After a whole day of zipping above the mountainous, cloudy forest - sometimes on lines that are more than 500 meters long- the food - which, in any other setting, would be rated "Bedroom with a Hot Shower" food- becomes "Triple Hot Shower" food. Everything about this experience is Triple Hot Shower. The grant for this project was awarded to end slash and burn farming (for rice), to build a sustainable local income and to protect the endangered black gibbon. The conservation group (called Animo) has been up for a Changemaker Award for their concept...and I think that perhaps when it is completely run by Laotians they will be strong contenders to win it.
We didn't see any gibbons, but we did hear them singing in the mornings. I hear that they are very, very shy.
Now for a story:
The first night, the six of us in Treehouse Number One light candles in the lantern and play euchre and tell riddles and stories and read comments left by other TNO guests. Many of them mention the Treehouse Rat. "Name him," they say, "feed him," and "play with him." We all agree that people are perpetuating the rat myth. Rats don't climb trees...do they? So we play and we laugh and we tell more stories and it's time for bed.

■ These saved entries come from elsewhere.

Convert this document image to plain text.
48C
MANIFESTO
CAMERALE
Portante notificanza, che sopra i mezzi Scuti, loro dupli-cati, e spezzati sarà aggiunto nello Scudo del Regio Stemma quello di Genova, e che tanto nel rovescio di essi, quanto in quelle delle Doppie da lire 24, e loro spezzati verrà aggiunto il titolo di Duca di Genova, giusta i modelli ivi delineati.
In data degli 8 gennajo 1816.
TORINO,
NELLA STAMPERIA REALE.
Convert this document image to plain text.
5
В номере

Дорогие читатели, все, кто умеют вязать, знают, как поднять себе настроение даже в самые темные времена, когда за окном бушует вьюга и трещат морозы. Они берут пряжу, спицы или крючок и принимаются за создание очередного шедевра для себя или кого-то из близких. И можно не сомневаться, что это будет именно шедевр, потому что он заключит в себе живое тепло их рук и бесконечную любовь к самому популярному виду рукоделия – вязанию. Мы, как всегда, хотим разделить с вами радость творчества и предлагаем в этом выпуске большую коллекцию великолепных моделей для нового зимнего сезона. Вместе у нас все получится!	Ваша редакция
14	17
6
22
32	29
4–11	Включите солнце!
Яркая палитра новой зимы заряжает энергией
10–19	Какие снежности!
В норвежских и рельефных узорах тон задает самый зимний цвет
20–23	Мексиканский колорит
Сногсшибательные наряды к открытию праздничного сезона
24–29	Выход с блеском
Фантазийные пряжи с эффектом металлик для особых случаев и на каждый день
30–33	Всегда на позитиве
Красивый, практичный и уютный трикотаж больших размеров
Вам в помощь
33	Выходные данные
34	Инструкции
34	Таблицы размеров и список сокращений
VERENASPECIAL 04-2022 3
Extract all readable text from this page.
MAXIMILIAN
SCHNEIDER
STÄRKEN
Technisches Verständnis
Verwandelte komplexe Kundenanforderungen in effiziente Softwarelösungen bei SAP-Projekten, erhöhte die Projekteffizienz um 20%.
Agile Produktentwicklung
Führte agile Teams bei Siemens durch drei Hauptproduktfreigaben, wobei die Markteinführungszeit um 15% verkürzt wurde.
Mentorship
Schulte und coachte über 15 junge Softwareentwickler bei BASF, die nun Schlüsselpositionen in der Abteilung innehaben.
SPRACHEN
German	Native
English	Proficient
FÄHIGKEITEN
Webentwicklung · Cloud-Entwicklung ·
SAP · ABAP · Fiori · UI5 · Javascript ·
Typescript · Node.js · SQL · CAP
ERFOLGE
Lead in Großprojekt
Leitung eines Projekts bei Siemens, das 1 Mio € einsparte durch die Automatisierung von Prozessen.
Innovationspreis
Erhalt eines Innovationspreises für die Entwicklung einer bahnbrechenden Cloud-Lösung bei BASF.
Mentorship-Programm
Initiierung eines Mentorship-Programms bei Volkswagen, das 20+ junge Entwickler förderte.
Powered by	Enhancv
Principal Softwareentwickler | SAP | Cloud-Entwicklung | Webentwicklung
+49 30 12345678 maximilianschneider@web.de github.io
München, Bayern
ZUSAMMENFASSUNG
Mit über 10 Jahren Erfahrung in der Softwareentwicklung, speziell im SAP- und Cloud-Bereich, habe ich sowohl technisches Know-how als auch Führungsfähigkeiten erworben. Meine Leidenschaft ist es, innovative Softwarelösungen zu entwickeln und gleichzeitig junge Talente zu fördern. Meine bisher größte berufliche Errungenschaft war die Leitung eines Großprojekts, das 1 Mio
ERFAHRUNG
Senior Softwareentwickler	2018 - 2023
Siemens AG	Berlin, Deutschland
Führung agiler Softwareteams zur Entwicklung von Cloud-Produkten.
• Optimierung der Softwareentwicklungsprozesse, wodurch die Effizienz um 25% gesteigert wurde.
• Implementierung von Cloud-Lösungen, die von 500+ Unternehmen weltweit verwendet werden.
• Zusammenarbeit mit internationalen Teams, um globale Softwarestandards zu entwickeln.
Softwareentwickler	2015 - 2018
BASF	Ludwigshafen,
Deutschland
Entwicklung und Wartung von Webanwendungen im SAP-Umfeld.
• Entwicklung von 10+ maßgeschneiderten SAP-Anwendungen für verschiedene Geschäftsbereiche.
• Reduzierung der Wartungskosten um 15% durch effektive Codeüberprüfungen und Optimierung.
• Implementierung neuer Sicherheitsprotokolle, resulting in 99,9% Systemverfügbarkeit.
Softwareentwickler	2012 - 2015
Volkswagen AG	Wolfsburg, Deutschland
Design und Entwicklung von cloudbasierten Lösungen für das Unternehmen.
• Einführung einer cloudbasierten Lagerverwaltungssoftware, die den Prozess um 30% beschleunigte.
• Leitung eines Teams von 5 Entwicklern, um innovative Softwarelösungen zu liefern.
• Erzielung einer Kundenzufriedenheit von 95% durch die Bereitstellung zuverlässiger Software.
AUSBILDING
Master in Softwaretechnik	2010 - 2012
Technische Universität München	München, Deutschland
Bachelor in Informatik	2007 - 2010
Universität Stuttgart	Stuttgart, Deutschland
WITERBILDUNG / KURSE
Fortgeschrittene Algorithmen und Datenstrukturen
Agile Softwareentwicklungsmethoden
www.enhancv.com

The "beds" are mattresses with thick, white "mosquito nets" that you tuck under the mats. K and I lift up our "net" to get ready for bed and what I see on my pillow is horrifying: it's my REI backpack, nibbled through, ripped apart, and the half of the sandwich that I didn't finish during the hike is scattered all over my pillow. Either we interrupted the treehouse rat midmeal, or he thought the sandwich had too much onion in it, too. Or maybe the high quality material of my backpack filled him up. In any case, the rat of TNO is no myth.
The story continues. K and I tuck and tuck and tuck our mosquito net so very tightly under our mats, and I leave my Rat Pack outside of the tent - you can't really get rid of crumbs, you know, and we finally fall asleep. You know how when you're dreaming and something is happening in the real world...how your dream incorporates that reality right into it in some wacky fashion?
Well, I am dreaming that I am in an Easter play and that someone is putting a crown on my head. Someone is Pat-Pat Patting my head, putting the crown on really, really well. (Kathy Clift, read no further).
Yeah, so (everyone but Kathy) pat pat pat pat...pat pat pat - tighten that Easter crown - and then I cross the threshold from the dream. There is no Easter play. There is no crown on my head. Rather, the TNO Rat is pat pat patting my head, through the thick white mosquito net.
I leap up and into Katherine's corner.
"Katherine! A rat was just patting my head!"
Woken out of a deep sleep, K says, "OK."
That's all I get, "OK."
I can assure you that if she or you or anyone else endured this horror and woke me up to tell me about it, I would give you more than "OK." I guarantee you.
Somehow, in my world of horror, I manage to fall back to sleep. Upon waking again and venturing out of the Rat Net, I find that TNO Rat did not get his fill of my REI Rat Pack during Round #1. He has nibbled through another section, and he has nibbled through the strap that attaches the whole pack together. Which was completely unnecessary.
So even if I tried to forget about the rat pat pat patting my head in the night, the crazy way I had to string the Rat Pack together for the rest of the trip reminded me of him every day.
Still, I must give the whole Gibbon Experience a Triple Hot Shower with English TV rating. After all, I was staying in the rat's tree. And the tarantula's tree (which we kept our flashlights on all night - hanging out on the thatched roof, because, what do you do if all of the sudden the tarantula disappears?)
On day three, we descend from our forest into the small village at the base of the preserve. We have come upon the beginning of a five day long New Year's celebration, and the village girls are dressed in their colorful dresses and hats adorned with pom pom balls. They are standing in two opposing lines, playing underhand catch with balls made out of soft material. They invite us to join in as the boys play soccer next to us. We don't take pictures, because "we are not from National Geographic." The handsome Frenchman who overseas the conservation project lounges in his baggy wrap around pants, cooly smoking a cigarette and interacting with the men in Laotian while we all wait for our all-terrain vehicle to take us back to town.
What is not Triple Hot Shower with English TV about that scene?